Au moment où l’opinion réclame des méthodes de production plus respectueuses de l’environnement, certains agriculteurs, certainement « intoxiqués » par l’industrie chimique, le lobby agricole, les chambres d’agriculture etc., refusent d’admettre qu’ils font fausse route et vont ainsi à l’encontre de l’intérêt public. Ils accusent au contraire les « méchants écolos » de propager de fausses informations et de salir leur profession. Le drame se situe là justement : ces gens agissent comme des industriels, ils se pensent en tant que chefs d’entreprise qui doivent rentabiliser leur outil de production. Pour eux, la nature n’est plus qu’un matériau corvéable à merci, un moyen pour atteindre un objectif de rentabilité. Alors qu’ils devraient être les premiers écologistes, comme l’étaient leurs prédécesseurs, défendant la terre qui les fait vivre, ils s’acharnent à l’abîmer, sans se soucier des conséquences à moyen et long terme. Quelle nature vont-ils laisser aux générations futures, terme si à la mode ? Il n’est pas besoin d’être devin pour le savoir, il n’y a qu’à observer ce qui se passe d’ores et déjà, sous nos yeux effarés.

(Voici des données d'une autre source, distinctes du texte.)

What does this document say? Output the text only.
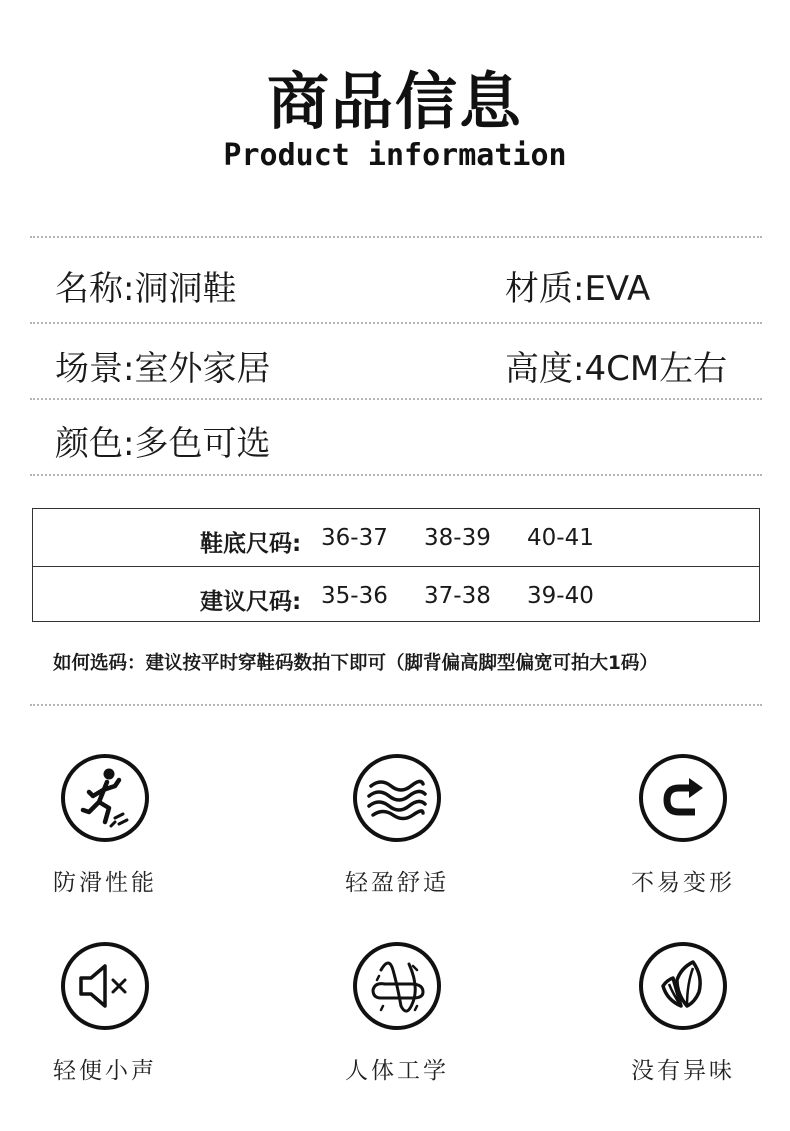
商品信息
Product information
名称:洞洞鞋	材质:EVA
场景:室外家居	高度:4CM左右
颜色:多色可选
鞋底尺码: 36-37 38-39 40-41
建议尺码: 35-36 37-38 39-40
如何选码：建议按平时穿鞋码数拍下即可（脚背偏高脚型偏宽可拍大1码）
防滑性能	轻盈舒适	不易变形
轻便小声	人体工学	没有异味
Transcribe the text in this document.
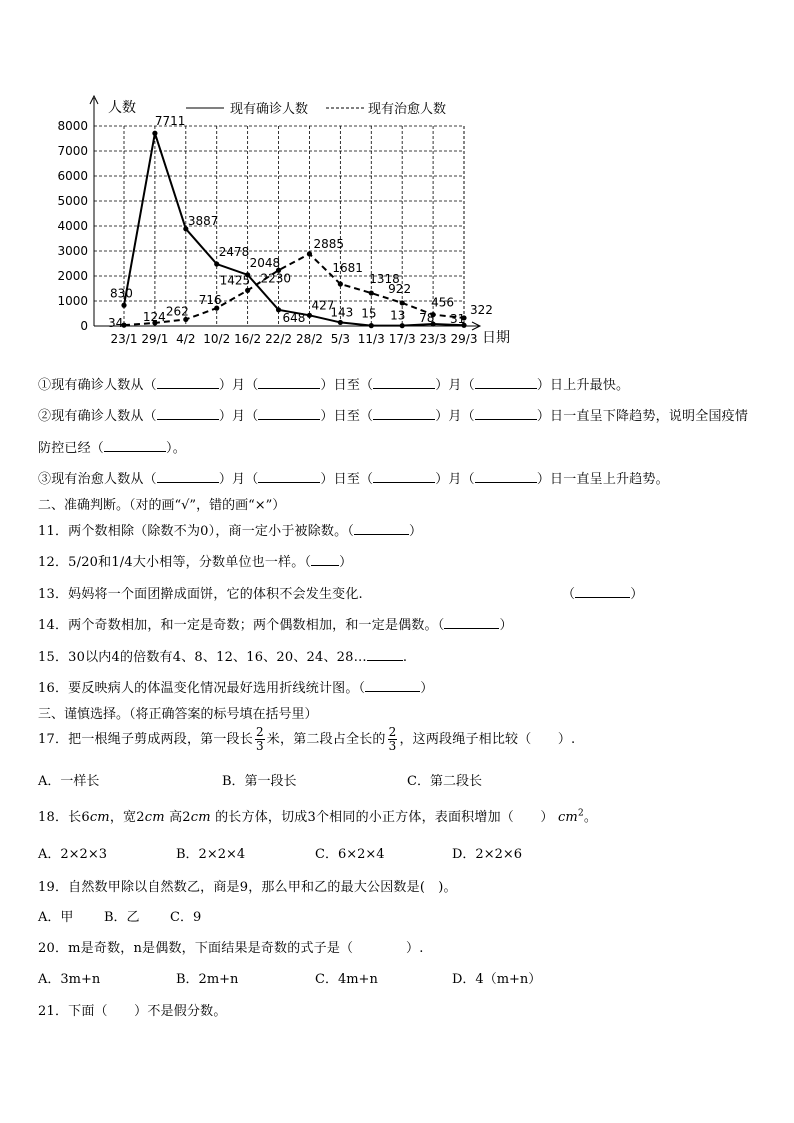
0
1000
2000
3000
4000
5000
6000
7000
8000
23/1 29/1 4/2 10/2 16/2 22/2 28/2 5/3 11/3 17/3 23/3 29/3
人数
日期
830
7711
3887
2478
2048
648
427
143 15 13 78 31
34 124 262
716
1425 2230
2885
1681
1318
922
456
322
现有确诊人数	现有治愈人数
①现有确诊人数从（	）月（	）日至（	）月（	）日上升最快。
②现有确诊人数从（	）月（	）日至（	）月（	）日一直呈下降趋势，说明全国疫情
防控已经（	）。
③现有治愈人数从（	）月（	）日至（	）月（	）日一直呈上升趋势。
二、准确判断。（对的画“√”，错的画“×”）
11．两个数相除（除数不为0），商一定小于被除数。（	）
12．5/20和1/4大小相等，分数单位也一样。（ ）
13．妈妈将一个面团擀成面饼，它的体积不会发生变化.	（	）
14．两个奇数相加，和一定是奇数；两个偶数相加，和一定是偶数。（	）
15．30以内4的倍数有4、8、12、16、20、24、28…	.
16．要反映病人的体温变化情况最好选用折线统计图。（	）
三、谨慎选择。（将正确答案的标号填在括号里）
17．把一根绳子剪成两段，第一段长 $\frac{2}{3}$ 米，第二段占全长的 $\frac{2}{3}$ ，这两段绳子相比较（　　）.
A．一样长	B．第一段长	C．第二段长
18．长6cm，宽2cm 高2cm 的长方体，切成3个相同的小正方体，表面积增加（　　） $cm^2$。
A．2×2×3	B．2×2×4	C．6×2×4	D．2×2×6
19．自然数甲除以自然数乙，商是9，那么甲和乙的最大公因数是(　)。
A．甲 B．乙 C．9
20．m是奇数，n是偶数，下面结果是奇数的式子是（　　　　）.
A．3m+n	B．2m+n	C．4m+n	D．4（m+n）
21．下面（　　）不是假分数。
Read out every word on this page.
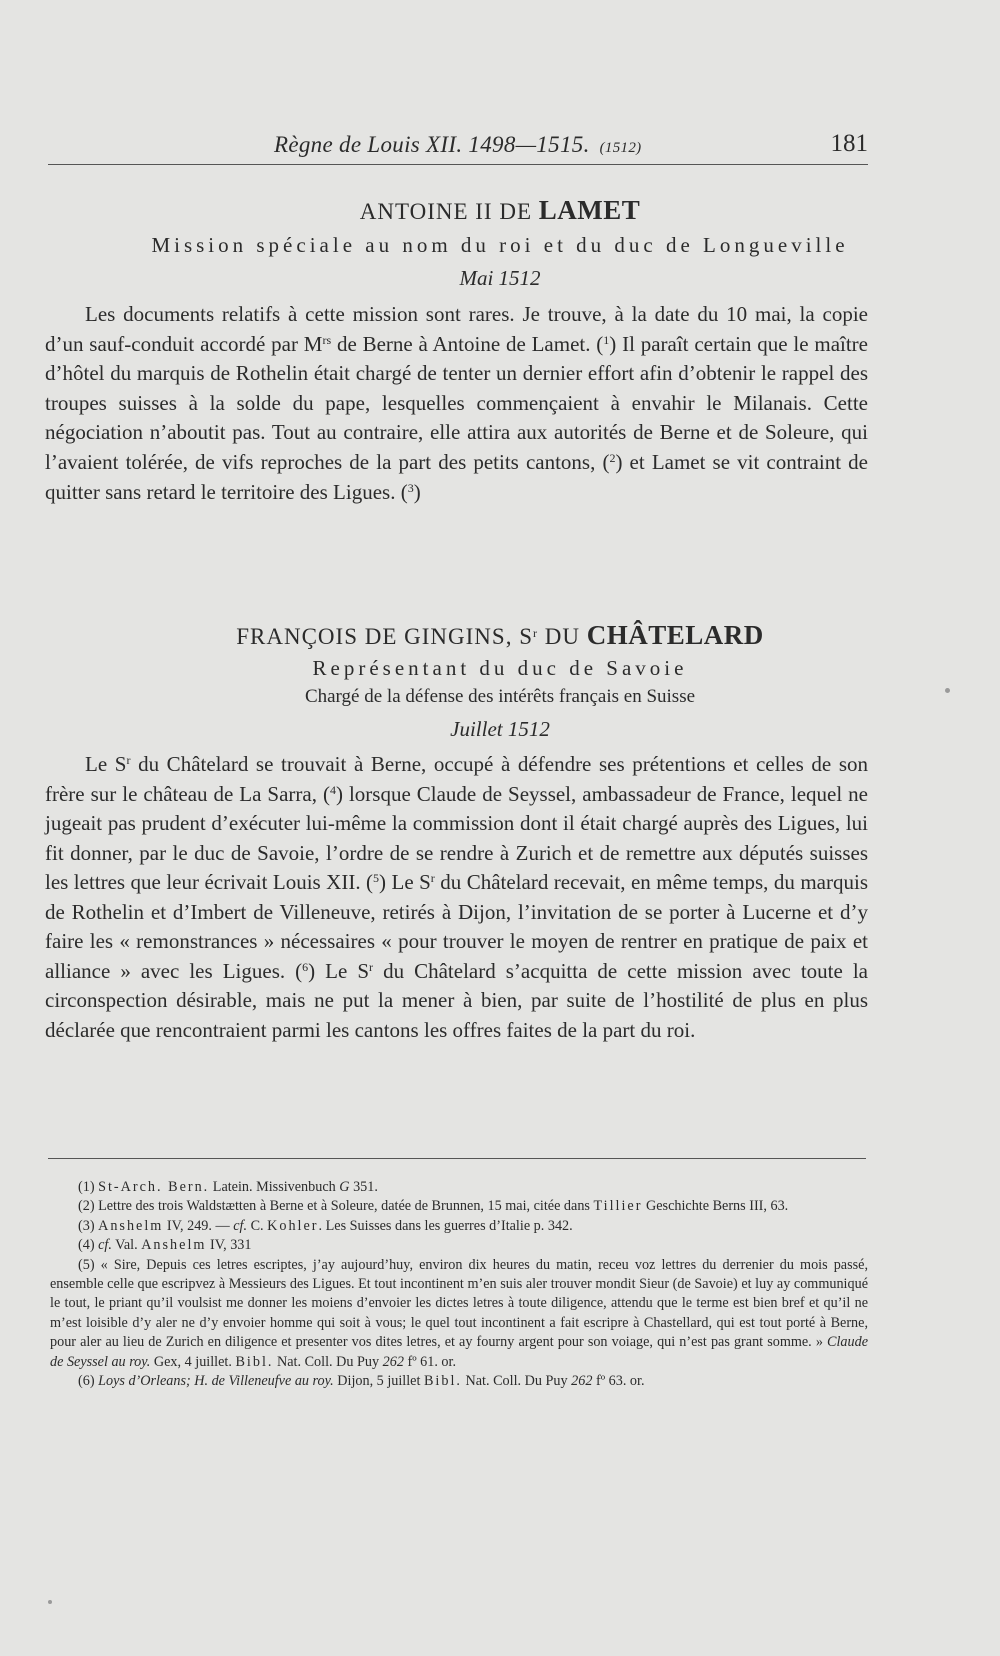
Règne de Louis XII. 1498—1515. (1512)	181
ANTOINE II DE LAMET
Mission spéciale au nom du roi et du duc de Longueville
Mai 1512

Les documents relatifs à cette mission sont rares. Je trouve, à la date du 10 mai, la copie d’un sauf-conduit accordé par $M^{rs}$ de Berne à Antoine de Lamet. ($^1$) Il paraît certain que le maître d’hôtel du marquis de Rothelin était chargé de tenter un dernier effort afin d’obtenir le rappel des troupes suisses à la solde du pape, lesquelles commençaient à envahir le Milanais. Cette négociation n’aboutit pas. Tout au contraire, elle attira aux autorités de Berne et de Soleure, qui l’avaient tolérée, de vifs reproches de la part des petits cantons, ($^2$) et Lamet se vit contraint de quitter sans retard le territoire des Ligues. ($^3$)

FRANÇOIS DE GINGINS, $S^r$ DU CHÂTELARD
Représentant du duc de Savoie
Chargé de la défense des intérêts français en Suisse
Juillet 1512

Le $S^r$ du Châtelard se trouvait à Berne, occupé à défendre ses prétentions et celles de son frère sur le château de La Sarra, ($^4$) lorsque Claude de Seyssel, ambassadeur de France, lequel ne jugeait pas prudent d’exécuter lui-même la commission dont il était chargé auprès des Ligues, lui fit donner, par le duc de Savoie, l’ordre de se rendre à Zurich et de remettre aux députés suisses les lettres que leur écrivait Louis XII. ($^5$) Le $S^r$ du Châtelard recevait, en même temps, du marquis de Rothelin et d’Imbert de Villeneuve, retirés à Dijon, l’invitation de se porter à Lucerne et d’y faire les « remonstrances » nécessaires « pour trouver le moyen de rentrer en pratique de paix et alliance » avec les Ligues. ($^6$) Le $S^r$ du Châtelard s’acquitta de cette mission avec toute la circonspection désirable, mais ne put la mener à bien, par suite de l’hostilité de plus en plus déclarée que rencontraient parmi les cantons les offres faites de la part du roi.

(1) St-Arch. Bern. Latein. Missivenbuch G 351.

(2) Lettre des trois Waldstætten à Berne et à Soleure, datée de Brunnen, 15 mai, citée dans Tillier Geschichte Berns III, 63.

(3) Anshelm IV, 249. — cf. C. Kohler. Les Suisses dans les guerres d’Italie p. 342.

(4) cf. Val. Anshelm IV, 331

(5) « Sire, Depuis ces letres escriptes, j’ay aujourd’huy, environ dix heures du matin, receu voz lettres du derrenier du mois passé, ensemble celle que escripvez à Messieurs des Ligues. Et tout incontinent m’en suis aler trouver mondit Sieur (de Savoie) et luy ay communiqué le tout, le priant qu’il voulsist me donner les moiens d’envoier les dictes letres à toute diligence, attendu que le terme est bien bref et qu’il ne m’est loisible d’y aler ne d’y envoier homme qui soit à vous; le quel tout incontinent a fait escripre à Chastellard, qui est tout porté à Berne, pour aler au lieu de Zurich en diligence et presenter vos dites letres, et ay fourny argent pour son voiage, qui n’est pas grant somme. » Claude de Seyssel au roy. Gex, 4 juillet. Bibl. Nat. Coll. Du Puy 262 fº 61. or.

(6) Loys d’Orleans; H. de Villeneufve au roy. Dijon, 5 juillet Bibl. Nat. Coll. Du Puy 262 fº 63. or.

Les exemples ne manquent pas : pollutions des eaux et de l’air par le trio infernal pesticides-insecticides-engrais, contamination de la faune et de la flore sauvages par ces mêmes produits, assèchement des zones humides par drainage, irrigation intensive, etc. Certes, ces procédés ont permis un certain nombre de progrès qu’il ne faut pas nier. C’est leur utilisation déraisonnable qui est en cause.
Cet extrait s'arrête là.